Home » Destinations » Asia » Japan » Hiking Kumano Kodo: Ukegawa to Koguchi, Koguchi to Nachisan (Japan)
 
Hiking Kumano Kodo: Ukegawa to Koguchi, Koguchi to Nachisan (Japan)

Please note: this post covers two stages, Ukegawa to Koguchi and Koguchi to Nachisan as I did them in one day.

The night before my Ukegawa to Nachisan hike, I had slept in the village of Yunomine after the hike of the previous day. From Yunomine, there are several direct buses to Ukegawa (however, be aware that buses don’t run on regular intervals and are rather limited).

Tip: make sure you make your way to the trailhead in time. I discussed with my ryokan in Yunomine to have breakfast at 6h40, so I could make the 6h55 bus to Ukegawa and start walking by 7h15. No luxury, with a long day ahead.

Ukegawa.

Tip: If you’re walking the next day after you arrive in Hongu, check whether you will be able to buy food at the next trailhead. If you’re walking from Ukegawa or if you’re starting early from Koguchi (the store won’t open till 9h00), consider buying food (lunch, extra food) in Hongu where there’s plenty of shops.

I started early morning and kept a steady pace.

Ukegawa to Koguchi.

Kumano Kodo
A simple but beautiful part of the trail. Easy paths, breathtaking views.

Koguchi.

Supermarket in Koguchi.

Koguchi proved to be pretty much the ideal halfway point for my day. There’s a (Western-style) toilet (at the old school building).
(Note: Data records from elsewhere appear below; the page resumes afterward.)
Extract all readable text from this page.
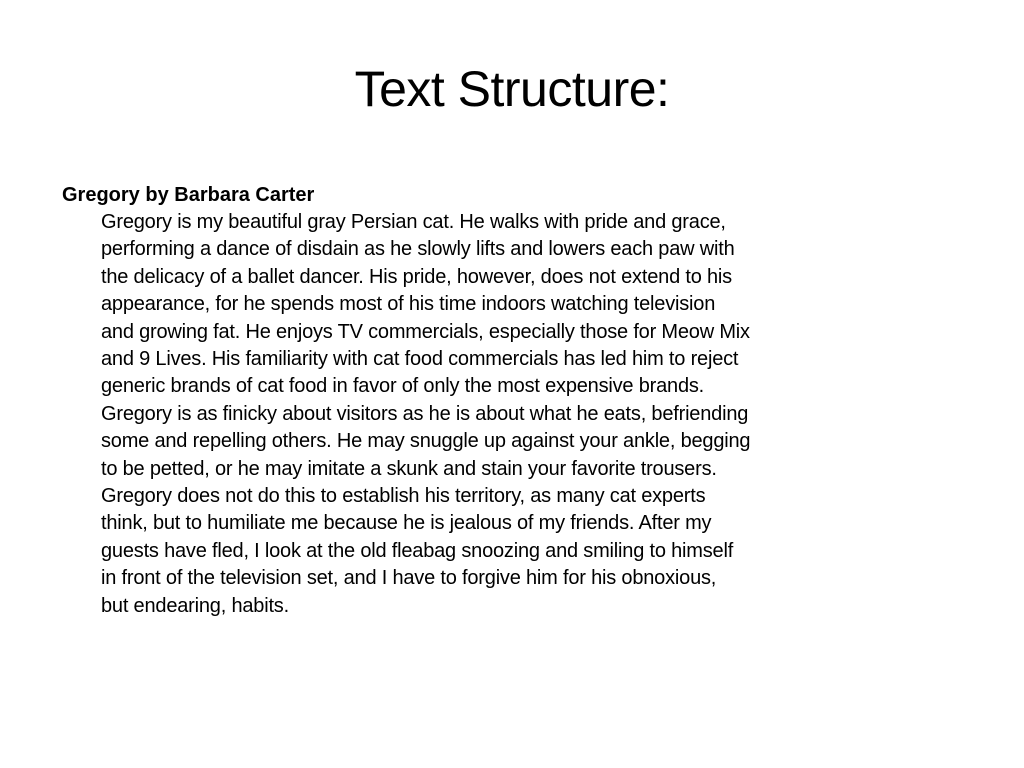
Text Structure:

Gregory by Barbara Carter

Gregory is my beautiful gray Persian cat. He walks with pride and grace,

performing a dance of disdain as he slowly lifts and lowers each paw with

the delicacy of a ballet dancer. His pride, however, does not extend to his

appearance, for he spends most of his time indoors watching television

and growing fat. He enjoys TV commercials, especially those for Meow Mix

and 9 Lives. His familiarity with cat food commercials has led him to reject

generic brands of cat food in favor of only the most expensive brands.

Gregory is as finicky about visitors as he is about what he eats, befriending

some and repelling others. He may snuggle up against your ankle, begging

to be petted, or he may imitate a skunk and stain your favorite trousers.

Gregory does not do this to establish his territory, as many cat experts

think, but to humiliate me because he is jealous of my friends. After my

guests have fled, I look at the old fleabag snoozing and smiling to himself

in front of the television set, and I have to forgive him for his obnoxious,

but endearing, habits.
There are multiple vending machines and there’s a small supermarket (photo) that sells pretty much everything you need: water, other liquids, a range of fresh and packed foods and even toilet paper.

Koguchi to Nachisan, Nachi Falls.

This is without a doubt the hardest stretch I did on the Kumano Kodo trail and one of the hardest stretches I did in my life. From Koguchi, it is full 4,5 kilometers (until marker 20) of climbing up until an altitude of about 880 meters. At first, the climbing is gradual with stairs and you will encounter some plateaus. But, as soon as you think you’ll be fine, the true climb begins. The last 2,5 kilometers till the top of the Echizen-toge pass are tough and sometimes really slippery.

Tip: make sure to check beforehand how long the climb really is. It s*cks to thing you’re done, while you have another 6 markers to go.

Echizen-toge pass.

After passing the Echizen-toge pass, you have only a short while to catch your breath and go on to the next pass. And even after that -apart from a 2 kilometer stretch between markers 18 and 14 where you’ll be walking on the road- the path is not easy. Many small climbs and descents, bad roads and slippery stones make that you’ll need to focus and be alert most of the time. I was unfortunate enough that weather was extremely foggy, making sure I could not get a glimpse of Nachisan and Nachi Falls from the hills. Too bad.

Nachisan and Nachi Falls.

Nachisan

As soon as you arrive at Nachisan, you’ll see the large parking space there. With some luck, you’ll spot wild deer.
From there it is another long (over 1 kilometer) descent via slippery stairs to the three-storied temple, the falls and the bus stop to Nachi and Katsuura. Especially when there is rain and you’re tired after a long walk, these stairs are slippery and therefore dangerous. Be sure to plan for this when you’re rushed for time to catch your bus!